Temporary changes to FISA adopted in August 2007—as set down in the Protect America Act (PAA)—expand the government’s power to approve international surveillance without court approval, and make warrants unnecessary for monitoring communications of persons “reasonably believed” to be located overseas. Changes in technology mean some foreign-to-foreign communications pass through “switches” on U.S. soil, thus requiring warrants to monitor them; the PAA relaxes that requirement.
Now critics of the legislation are looking for a return to more oversight. A New York Times editorial sees the Bush administration’s efforts to win amnesty for telecoms as a sinister plot of concealment. “The real aim is to make sure the full story of the illegal wiretapping never comes out in court.” The American Civil Liberties Union, in a January 22 letter to Senate Majority Leader Harry Reid (D-NV), agrees. “Killing all the pending cases will have two effects,” the group argues: depriving consumers’ privacy rights and burying “government misconduct” (PDF). Yet supporters of the administration’s drive for amnesty say the telecom industry worked with the government in good faith and should be protected. Sen. Kit Bond (R-MO), vice chairman of the Senate Intelligence Committee, has dubbed legal challenges “frivolous.” Sen. Kay Bailey Hutchison (R-TX), says telecoms are being targeted for being patriotic (CBS/AP).

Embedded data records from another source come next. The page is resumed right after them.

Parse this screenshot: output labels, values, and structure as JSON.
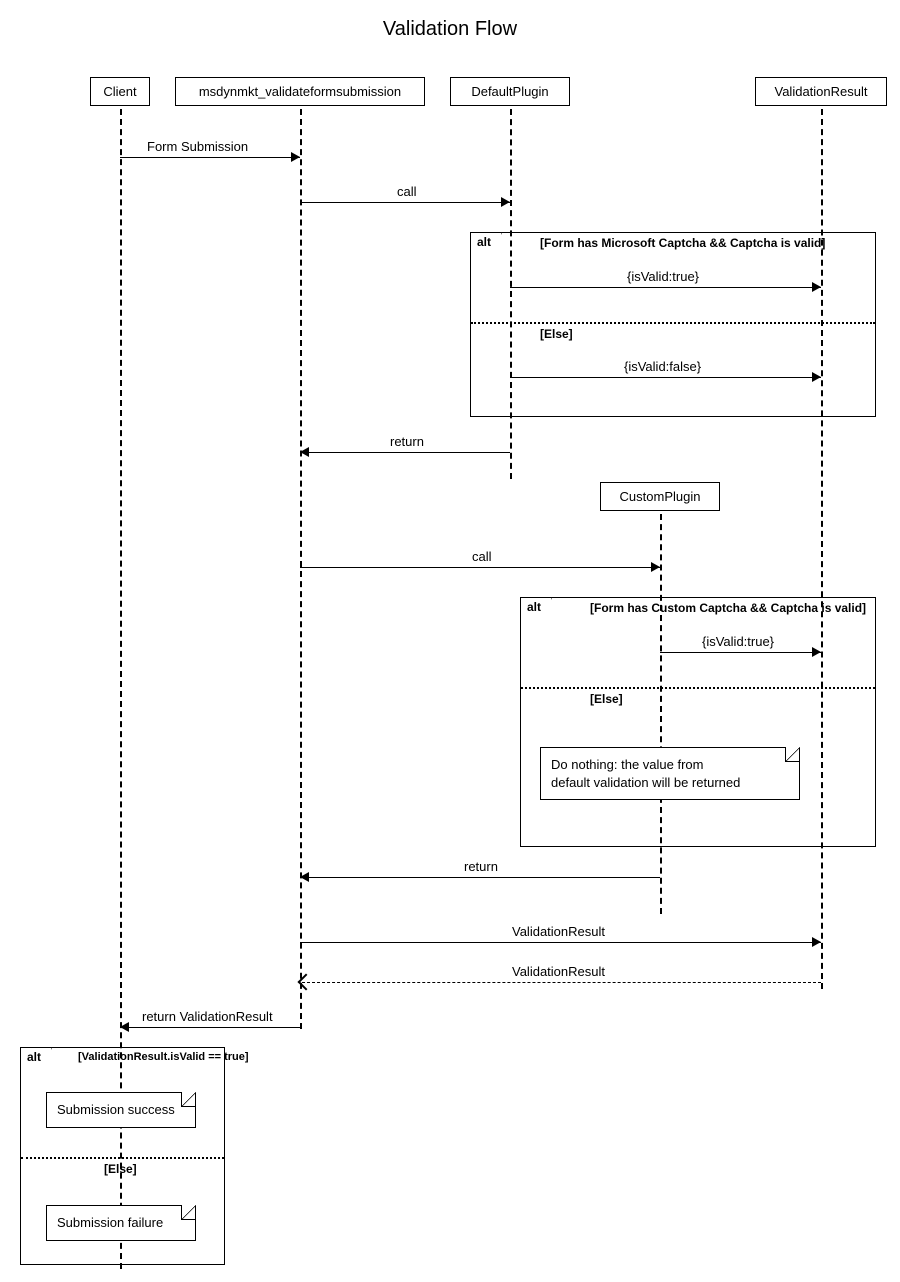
{
  "title": "Validation Flow",
  "participants": {
    "client": "Client",
    "validate": "msdynmkt_validateformsubmission",
    "default_plugin": "DefaultPlugin",
    "custom_plugin": "CustomPlugin",
    "validation_result": "ValidationResult"
  },
  "messages": {
    "form_submission": "Form Submission",
    "call1": "call",
    "return1": "return",
    "is_valid_true": "{isValid:true}",
    "is_valid_false": "{isValid:false}",
    "call2": "call",
    "is_valid_true2": "{isValid:true}",
    "return2": "return",
    "validation_result_msg1": "ValidationResult",
    "validation_result_msg2": "ValidationResult",
    "return_validation_result": "return ValidationResult"
  },
  "alt1": {
    "tag": "alt",
    "guard1": "[Form has Microsoft Captcha && Captcha is valid]",
    "else": "[Else]"
  },
  "alt2": {
    "tag": "alt",
    "guard1": "[Form has Custom Captcha && Captcha is valid]",
    "else": "[Else]",
    "note": "Do nothing: the value from\ndefault validation will be returned"
  },
  "alt3": {
    "tag": "alt",
    "guard1": "[ValidationResult.isValid == true]",
    "else": "[Else]",
    "note_success": "Submission success",
    "note_failure": "Submission failure"
  }
}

Immunity is not the only sticking point holding up FISA reforms. Some critics and supporters alike agree FISA needs a second look. Sen. Russ Feingold (D-WI), an opponent of the telecom amnesty provision, argues whatever replaces the temporary changes needs to include greater judicial involvement (DailyKos.com) to protect the privacy of innocent Americans. Legal experts at the Heritage Foundation, meanwhile, say a permanent mandate from Congress (PDF) is needed to restore the commander in chief’s “constitutional authority” to gather foreign intelligence without judicial approval. Others favor taking no action. Rep. Rush Holt (D-NJ), a member of the House Intelligence Committee, says the Protect America Act was a bad bill and there’s no reason to extend it now (TPM).